Integração operacional é parte do risco
Sistemas, contas bancárias, contratos de tecnologia, políticas internas e dados precisam ser integrados. A operação societária pode estar perfeita e a empresa nova ainda falhar porque duas estruturas de faturamento, estoque ou RH nunca foram reconciliadas.
Licenças e autorizações merecem calendário próprio
Algumas autorizações podem exigir prévia anuência, comunicação ou nova emissão. O cronograma societário deve ser construído em torno das dependências regulatórias, não presumir que o protocolo na Junta resolve todas elas.
O histórico documental não desaparece com as sociedades antigas
Livros, contratos e documentos das sociedades extintas precisam permanecer acessíveis para comprovar obrigações e direitos sucedidos.
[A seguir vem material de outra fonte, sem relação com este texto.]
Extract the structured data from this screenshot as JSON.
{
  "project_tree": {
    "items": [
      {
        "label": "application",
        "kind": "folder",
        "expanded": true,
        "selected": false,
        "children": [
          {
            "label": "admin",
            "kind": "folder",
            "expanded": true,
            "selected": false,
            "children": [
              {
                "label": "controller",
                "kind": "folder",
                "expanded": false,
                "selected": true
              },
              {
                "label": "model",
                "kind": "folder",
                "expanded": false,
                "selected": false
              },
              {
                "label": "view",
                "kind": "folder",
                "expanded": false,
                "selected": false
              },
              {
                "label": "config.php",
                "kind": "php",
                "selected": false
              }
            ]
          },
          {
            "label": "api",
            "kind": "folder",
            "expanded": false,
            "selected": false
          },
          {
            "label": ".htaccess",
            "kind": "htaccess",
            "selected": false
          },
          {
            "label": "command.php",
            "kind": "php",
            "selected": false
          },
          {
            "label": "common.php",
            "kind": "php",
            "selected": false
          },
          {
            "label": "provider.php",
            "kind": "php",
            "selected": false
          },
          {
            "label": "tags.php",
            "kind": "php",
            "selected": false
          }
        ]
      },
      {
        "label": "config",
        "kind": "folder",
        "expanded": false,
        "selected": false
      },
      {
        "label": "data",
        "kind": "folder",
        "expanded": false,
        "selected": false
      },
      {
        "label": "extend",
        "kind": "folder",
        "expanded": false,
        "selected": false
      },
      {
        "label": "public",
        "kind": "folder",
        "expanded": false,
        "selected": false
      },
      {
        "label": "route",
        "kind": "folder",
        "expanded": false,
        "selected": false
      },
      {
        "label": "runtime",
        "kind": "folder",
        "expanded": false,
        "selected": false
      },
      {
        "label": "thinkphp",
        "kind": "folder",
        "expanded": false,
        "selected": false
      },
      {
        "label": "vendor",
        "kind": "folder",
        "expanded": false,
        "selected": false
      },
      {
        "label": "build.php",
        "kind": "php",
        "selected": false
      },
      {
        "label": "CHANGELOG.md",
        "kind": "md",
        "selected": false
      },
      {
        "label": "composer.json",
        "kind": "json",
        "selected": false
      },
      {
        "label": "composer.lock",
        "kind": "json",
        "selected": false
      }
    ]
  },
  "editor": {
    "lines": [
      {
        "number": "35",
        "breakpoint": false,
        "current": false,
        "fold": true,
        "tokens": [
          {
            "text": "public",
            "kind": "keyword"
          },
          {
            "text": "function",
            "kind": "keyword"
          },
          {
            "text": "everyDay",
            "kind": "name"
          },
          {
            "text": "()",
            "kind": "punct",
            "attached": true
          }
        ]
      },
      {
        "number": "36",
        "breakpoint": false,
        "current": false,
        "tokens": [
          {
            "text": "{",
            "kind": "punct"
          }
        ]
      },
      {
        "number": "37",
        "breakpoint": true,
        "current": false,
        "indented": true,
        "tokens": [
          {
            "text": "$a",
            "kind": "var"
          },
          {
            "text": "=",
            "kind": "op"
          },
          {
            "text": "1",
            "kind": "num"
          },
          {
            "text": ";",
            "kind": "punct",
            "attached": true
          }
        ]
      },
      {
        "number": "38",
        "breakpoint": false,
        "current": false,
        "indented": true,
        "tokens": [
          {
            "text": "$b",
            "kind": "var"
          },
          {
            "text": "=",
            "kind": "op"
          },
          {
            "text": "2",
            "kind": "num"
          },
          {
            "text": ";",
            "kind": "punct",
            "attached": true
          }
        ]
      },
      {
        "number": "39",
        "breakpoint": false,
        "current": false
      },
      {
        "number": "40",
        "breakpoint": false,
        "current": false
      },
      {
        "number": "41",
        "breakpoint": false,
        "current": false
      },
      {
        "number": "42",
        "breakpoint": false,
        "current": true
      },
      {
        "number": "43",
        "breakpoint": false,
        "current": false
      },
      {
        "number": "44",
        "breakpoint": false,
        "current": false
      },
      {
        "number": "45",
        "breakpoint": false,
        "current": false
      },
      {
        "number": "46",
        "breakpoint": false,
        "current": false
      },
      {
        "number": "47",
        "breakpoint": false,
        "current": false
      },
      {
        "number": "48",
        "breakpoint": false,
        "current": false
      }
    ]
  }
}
Definir custodiante e repositório no fechamento reduz perda de prova.
Pessoas e cultura também são dependências de execução
Administradores e equipes das sociedades antigas podem ter funções sobrepostas. A nova estrutura precisa definir cargos, poderes, remuneração e responsáveis antes do fechamento para evitar disputa de comando no primeiro dia.
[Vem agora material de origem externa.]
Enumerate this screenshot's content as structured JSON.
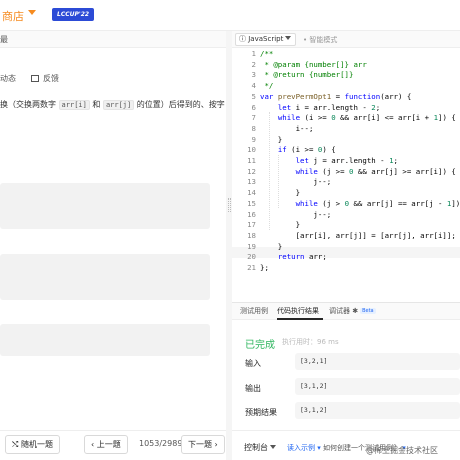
{
  "header": {
    "shop_label": "商店",
    "badge": "LCCUP'22"
  },
  "left": {
    "tab_label": "最",
    "meta_dynamic": "动态",
    "meta_feedback": "反馈",
    "desc_prefix": "换（交换两数字",
    "chip_a": "arr[i]",
    "desc_and": "和",
    "chip_b": "arr[j]",
    "desc_suffix": "的位置）后得到的、按字"
  },
  "editor": {
    "language": "JavaScript",
    "smart_mode": "智能模式",
    "line_numbers": [
      "1",
      "2",
      "3",
      "4",
      "5",
      "6",
      "7",
      "8",
      "9",
      "10",
      "11",
      "12",
      "13",
      "14",
      "15",
      "16",
      "17",
      "18",
      "19",
      "20",
      "21"
    ]
  },
  "console": {
    "tabs": [
      "测试用例",
      "代码执行结果",
      "调试器"
    ],
    "beta": "Beta",
    "status": "已完成",
    "runtime": "执行用时：96 ms",
    "input_label": "输入",
    "input_value": "[3,2,1]",
    "output_label": "输出",
    "output_value": "[3,1,2]",
    "expected_label": "预期结果",
    "expected_value": "[3,1,2]"
  },
  "footer": {
    "random_label": "随机一题",
    "prev_label": "上一题",
    "counter": "1053/2989",
    "next_label": "下一题",
    "console_label": "控制台",
    "example_link": "读入示例",
    "create_test": "如何创建一个测试用例？",
    "watermark": "@稀土掘金技术社区"
  },
  "colors": {
    "accent_orange": "#f68b1f",
    "success_green": "#2db55d",
    "link_blue": "#2468f2",
    "keyword_blue": "#0000ff",
    "comment_green": "#008000"
  }
}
Controles internos precisam ser recalibrados
Uma sociedade nova pode nascer com faturamento, número de contas e exposição muito maiores do que qualquer antecessora. Alçadas, política de contratação, compliance e segurança da informação devem ser revistas para o novo porte.
A relação de troca deve ser explicável aos participantes
Quando sócios das sociedades antigas recebem participação na nova, metodologia de avaliação e relação de troca precisam ser documentadas de forma que se possa reconstruir por que cada percentual resultou. Isso reduz discussão posterior sobre diluição ou favorecimento.
O plano pós-fusão deve ter responsáveis e prazo
Registro societário é marco jurídico; integração pode durar meses. Lista de sistemas, contratos, licenças e políticas com dono e data transforma a reorganização em projeto executável e permite saber quando ela realmente terminou.
Antes da eficácia, também vale definir quem responderá por obrigações e documentos históricos de cada sociedade. A nova pessoa jurídica sucede relações, mas as equipes precisam saber onde localizar contratos, comprovantes e responsáveis por fatos anteriores.
Perguntas frequentes
Fusão cria uma nova pessoa jurídica?
Sim. As sociedades fundidas são extintas e uma nova sociedade sucede direitos e obrigações.
É mais simples que incorporação?
Não necessariamente. A fusão exige criação de uma nova estrutura, enquanto a incorporação preserva uma sociedade existente.